Ken Loach, come pochi nel mondo della settima arte, mostra di voler dire ancora molto sulla sua odiatamata Inghilterra, rimanendo arrancato alle storie degli ultimi, di quelli che ogni giorno devono sbattersi con i servizi sociali, con i padroni e con quanti hanno in mano le redini della vita della gente precaria.
In un mondo che libero non lo è affatto, si consuma la vita di Angie, impiegata in un ufficio di collocamento per extracomunitari. Lei avrebbe voluto far di meglio, ma scegliendo di “non darla” ad un suo superiore, si ritrova a sopravvivere come ogni precario, per di più con un figlio che le viene mantenuto dai genitori.
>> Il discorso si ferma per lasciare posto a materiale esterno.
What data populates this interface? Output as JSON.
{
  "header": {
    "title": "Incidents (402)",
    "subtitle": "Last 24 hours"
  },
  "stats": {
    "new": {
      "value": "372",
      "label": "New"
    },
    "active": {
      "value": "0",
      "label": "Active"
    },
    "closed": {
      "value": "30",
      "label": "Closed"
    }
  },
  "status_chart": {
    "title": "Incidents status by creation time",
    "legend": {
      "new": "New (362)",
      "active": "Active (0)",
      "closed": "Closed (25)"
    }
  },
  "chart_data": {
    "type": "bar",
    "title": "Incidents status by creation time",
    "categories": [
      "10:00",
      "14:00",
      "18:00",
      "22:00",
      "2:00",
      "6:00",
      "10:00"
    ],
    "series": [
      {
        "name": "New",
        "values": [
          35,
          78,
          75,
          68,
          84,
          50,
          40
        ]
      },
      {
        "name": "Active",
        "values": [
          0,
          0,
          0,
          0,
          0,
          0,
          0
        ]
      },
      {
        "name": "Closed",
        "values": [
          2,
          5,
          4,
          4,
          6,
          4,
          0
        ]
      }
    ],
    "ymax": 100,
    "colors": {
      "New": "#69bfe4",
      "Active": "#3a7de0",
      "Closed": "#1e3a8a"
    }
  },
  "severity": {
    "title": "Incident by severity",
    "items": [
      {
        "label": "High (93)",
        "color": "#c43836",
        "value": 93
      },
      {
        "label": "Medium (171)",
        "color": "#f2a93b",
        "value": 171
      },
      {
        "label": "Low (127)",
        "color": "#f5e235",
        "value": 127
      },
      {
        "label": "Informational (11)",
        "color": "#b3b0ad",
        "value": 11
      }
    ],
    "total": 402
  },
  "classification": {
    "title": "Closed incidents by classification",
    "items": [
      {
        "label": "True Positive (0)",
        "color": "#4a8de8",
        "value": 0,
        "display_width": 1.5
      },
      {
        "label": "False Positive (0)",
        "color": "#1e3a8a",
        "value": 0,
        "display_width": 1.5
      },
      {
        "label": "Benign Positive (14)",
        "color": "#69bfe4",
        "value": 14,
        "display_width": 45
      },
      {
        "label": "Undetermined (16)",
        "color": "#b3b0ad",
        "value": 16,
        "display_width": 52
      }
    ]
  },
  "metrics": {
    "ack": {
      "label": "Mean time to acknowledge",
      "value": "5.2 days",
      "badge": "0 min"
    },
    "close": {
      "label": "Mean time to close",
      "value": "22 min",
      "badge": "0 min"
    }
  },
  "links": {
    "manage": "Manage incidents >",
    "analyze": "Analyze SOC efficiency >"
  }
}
Ostinata, sceglie ancora una volta di mettersi in società con la sua coinquilina e aprire un’azienda di reclutamento per il lavoro temporaneo di immigrati. Inizia in nero, sognando di poter ottenere un ufficio suo e dei sostegni, ma ben presto si rende conto delle difficili condizioni dei lavoratori. Mancati pagamenti e ritardi la condurranno quasi a perdere la sua umanità, e da vittima sarà la carnefice in un mondo che si adegua alla mancanza di libertà.
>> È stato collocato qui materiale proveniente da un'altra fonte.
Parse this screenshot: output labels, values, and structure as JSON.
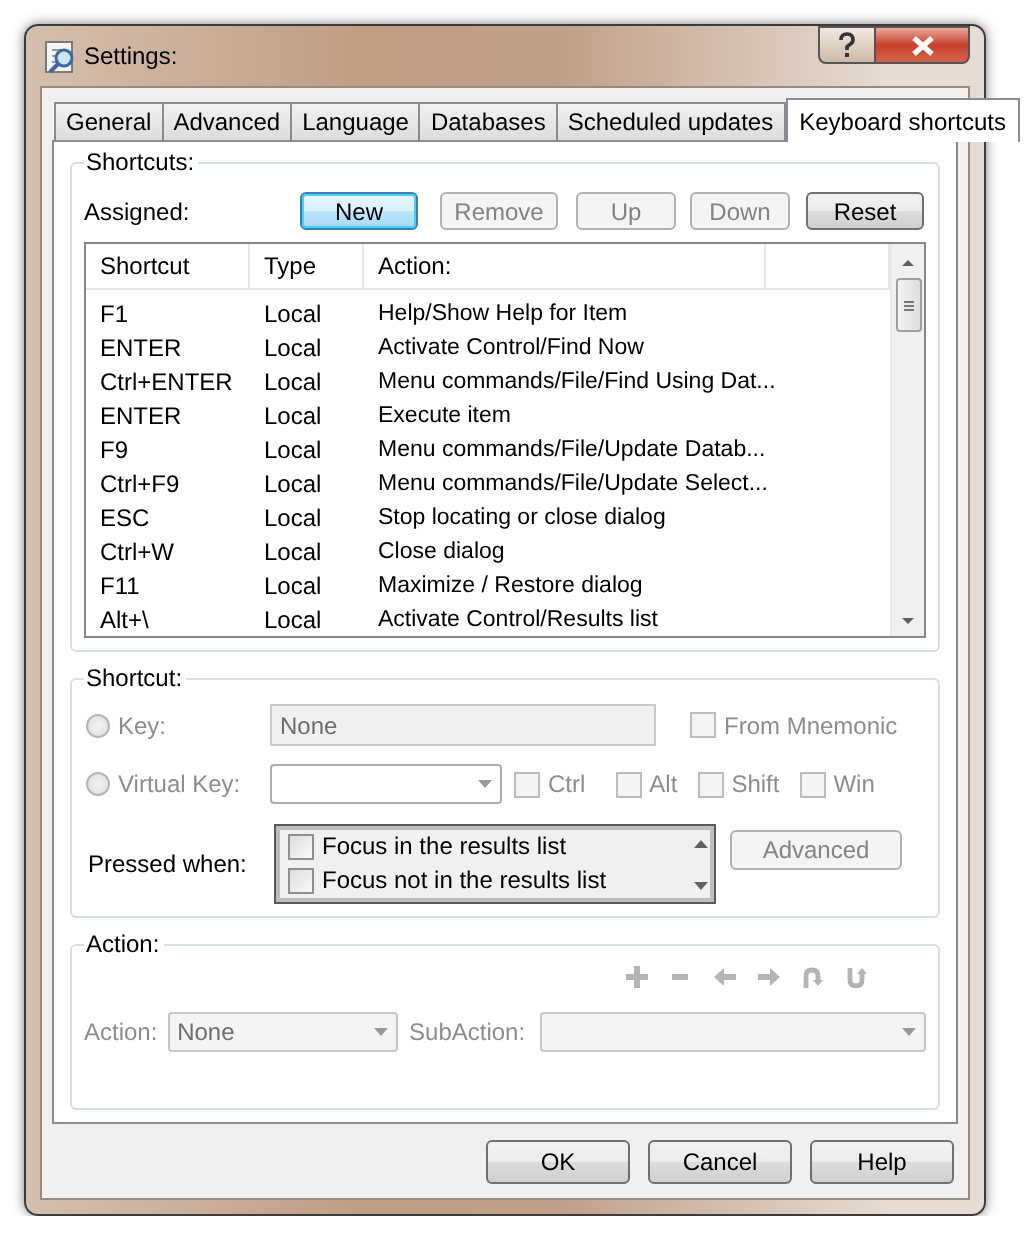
{
  "window": {
    "title": "Settings:"
  },
  "tabs": [
    {
      "label": "General",
      "selected": false
    },
    {
      "label": "Advanced",
      "selected": false
    },
    {
      "label": "Language",
      "selected": false
    },
    {
      "label": "Databases",
      "selected": false
    },
    {
      "label": "Scheduled updates",
      "selected": false
    },
    {
      "label": "Keyboard shortcuts",
      "selected": true
    }
  ],
  "shortcuts": {
    "title": "Shortcuts:",
    "assigned_label": "Assigned:",
    "buttons": [
      {
        "label": "New",
        "disabled": false,
        "focused": true
      },
      {
        "label": "Remove",
        "disabled": true,
        "focused": false
      },
      {
        "label": "Up",
        "disabled": true,
        "focused": false
      },
      {
        "label": "Down",
        "disabled": true,
        "focused": false
      },
      {
        "label": "Reset",
        "disabled": false,
        "focused": false
      }
    ],
    "columns": [
      "Shortcut",
      "Type",
      "Action:"
    ],
    "rows": [
      {
        "shortcut": "F1",
        "type": "Local",
        "action": "Help/Show Help for Item"
      },
      {
        "shortcut": "ENTER",
        "type": "Local",
        "action": "Activate Control/Find Now"
      },
      {
        "shortcut": "Ctrl+ENTER",
        "type": "Local",
        "action": "Menu commands/File/Find Using Dat..."
      },
      {
        "shortcut": "ENTER",
        "type": "Local",
        "action": "Execute item"
      },
      {
        "shortcut": "F9",
        "type": "Local",
        "action": "Menu commands/File/Update Datab..."
      },
      {
        "shortcut": "Ctrl+F9",
        "type": "Local",
        "action": "Menu commands/File/Update Select..."
      },
      {
        "shortcut": "ESC",
        "type": "Local",
        "action": "Stop locating or close dialog"
      },
      {
        "shortcut": "Ctrl+W",
        "type": "Local",
        "action": "Close dialog"
      },
      {
        "shortcut": "F11",
        "type": "Local",
        "action": "Maximize / Restore dialog"
      },
      {
        "shortcut": "Alt+\\",
        "type": "Local",
        "action": "Activate Control/Results list"
      }
    ]
  },
  "shortcut": {
    "title": "Shortcut:",
    "key": {
      "label": "Key:",
      "selected": false,
      "disabled": true
    },
    "key_field": {
      "value": "None",
      "disabled": true
    },
    "from_mnemonic": {
      "label": "From Mnemonic",
      "checked": false,
      "disabled": true
    },
    "virtual_key": {
      "label": "Virtual Key:",
      "selected": false,
      "disabled": true
    },
    "modifiers": [
      {
        "label": "Ctrl",
        "checked": false,
        "disabled": true
      },
      {
        "label": "Alt",
        "checked": false,
        "disabled": true
      },
      {
        "label": "Shift",
        "checked": false,
        "disabled": true
      },
      {
        "label": "Win",
        "checked": false,
        "disabled": true
      }
    ],
    "pressed_when_label": "Pressed when:",
    "conditions": [
      {
        "label": "Focus in the results list",
        "checked": false
      },
      {
        "label": "Focus not in the results list",
        "checked": false
      }
    ],
    "advanced_button": {
      "label": "Advanced",
      "disabled": true
    }
  },
  "action": {
    "title": "Action:",
    "toolbar_disabled": true,
    "action_label": "Action:",
    "action_value": "None",
    "subaction_label": "SubAction:",
    "disabled": true
  },
  "footer_buttons": [
    "OK",
    "Cancel",
    "Help"
  ]
}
Un anno fa Loach, con il bellissimo Il vento che accarezza l'erba, vinceva la Palma d'Oro a Cannes, ma questo non gli impedisce di essere libero rispetto alle grandi holdings hollywoodiane e scegliendo di entrare nella vita della gente che in ogni parte del mondo non ce la fa più a campare. Qui, come in altri film precedenti, i personaggi abbandonano la possibilità di una vita onesta, scegliendo la facile strada del lavoro sporco, perché non vi è alcun’altra possibilità. Sarà per questo che Angie non la si ama mai, perché è troppo simile a noi che, pur stipendiati-precari, non le si volterebbero contro, dal momento che agisce per il suo bene e per quello dei suoi cari, compresi i tanti extracomunitari che lavorano senza stipendio per troppo tempo. E’ questo il mondo. O meglio, la libertà nel mondo, ormai, si confonde con quest’anarchica sopravvivenza, giustificata dai discorsi dei nostri governanti (“bisogna abbandonare l’idea del posto fisso, abituarsi a vivere (?) svolgendo più lavori”).
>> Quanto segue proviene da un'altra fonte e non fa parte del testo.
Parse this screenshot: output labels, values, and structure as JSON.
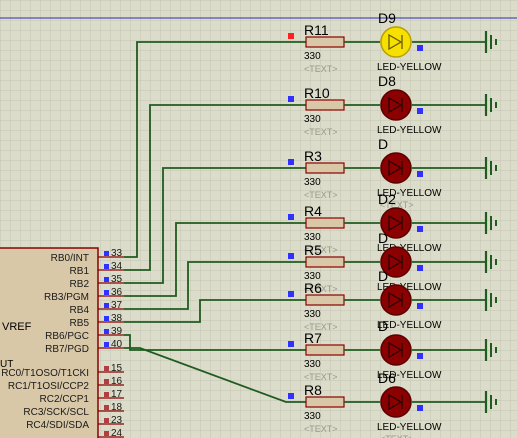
{
  "schematic": {
    "mcu": {
      "left_labels": [
        {
          "text": "VREF"
        },
        {
          "text": "UT"
        }
      ],
      "pins": [
        {
          "num": "33",
          "name": "RB0/INT"
        },
        {
          "num": "34",
          "name": "RB1"
        },
        {
          "num": "35",
          "name": "RB2"
        },
        {
          "num": "36",
          "name": "RB3/PGM"
        },
        {
          "num": "37",
          "name": "RB4"
        },
        {
          "num": "38",
          "name": "RB5"
        },
        {
          "num": "39",
          "name": "RB6/PGC"
        },
        {
          "num": "40",
          "name": "RB7/PGD"
        },
        {
          "num": "15",
          "name": "RC0/T1OSO/T1CKI"
        },
        {
          "num": "16",
          "name": "RC1/T1OSI/CCP2"
        },
        {
          "num": "17",
          "name": "RC2/CCP1"
        },
        {
          "num": "18",
          "name": "RC3/SCK/SCL"
        },
        {
          "num": "23",
          "name": "RC4/SDI/SDA"
        },
        {
          "num": "24",
          "name": ""
        }
      ]
    },
    "resistors": [
      {
        "ref": "R11",
        "value": "330",
        "text": "<TEXT>"
      },
      {
        "ref": "R10",
        "value": "330",
        "text": "<TEXT>"
      },
      {
        "ref": "R3",
        "value": "330",
        "text": "<TEXT>"
      },
      {
        "ref": "R4",
        "value": "330",
        "text": "<TEXT>"
      },
      {
        "ref": "R5",
        "value": "330",
        "text": "<TEXT>"
      },
      {
        "ref": "R6",
        "value": "330",
        "text": "<TEXT>"
      },
      {
        "ref": "R7",
        "value": "330",
        "text": "<TEXT>"
      },
      {
        "ref": "R8",
        "value": "330",
        "text": "<TEXT>"
      }
    ],
    "leds": [
      {
        "ref": "D9",
        "type": "LED-YELLOW",
        "text": "",
        "lit": true
      },
      {
        "ref": "D8",
        "type": "LED-YELLOW",
        "text": "",
        "lit": false
      },
      {
        "ref": "D",
        "type": "LED-YELLOW",
        "text": "<TEXT>",
        "lit": false
      },
      {
        "ref": "D2",
        "type": "LED-YELLOW",
        "text": "",
        "lit": false
      },
      {
        "ref": "D",
        "type": "LED-YELLOW",
        "text": "",
        "lit": false
      },
      {
        "ref": "D",
        "type": "LED-YELLOW",
        "text": "",
        "lit": false
      },
      {
        "ref": "D",
        "type": "LED-YELLOW",
        "text": "",
        "lit": false
      },
      {
        "ref": "D6",
        "type": "LED-YELLOW",
        "text": "<TEXT>",
        "lit": false
      }
    ],
    "colors": {
      "background": "#dcdccb",
      "grid": "#c4c4b2",
      "wire": "#1f5c1f",
      "component": "#8b0000",
      "resistor_fill": "#d8c8a8",
      "led_off": "#8b0000",
      "led_on": "#f5e000",
      "pin_marker": "#3030ff",
      "pin_active": "#ff2020"
    }
  }
}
Ecco perché la City di Loach assomiglia a Bari, a Milano, a Roma, ma anche all’ultimo paesino in cui vive la nonnina con trecento euro mensili di pensione, e dove le mafie di diversa provenienza, il caporalato si contendono immigrati clandestini e regolari sottopagati e costretti a convivere con la precarietà della loro pochezza. Ma Loach non punta neanche sulla solita retorica della convivenza più o meno travagliata fra differenti etnie, salta a piè pari i pregiudizi razziali e si concentra sulle ingiustizie del lavoro e la sofferenza di vite appese ad un filo. Aggiunge qualcosa in più rispetto ai suoi film precedenti, come Bread and roses. In questo di pane ce n’è ben poco, di rose nessuna; non si tratta di un cinema politico, ma di un cinema che fa politica.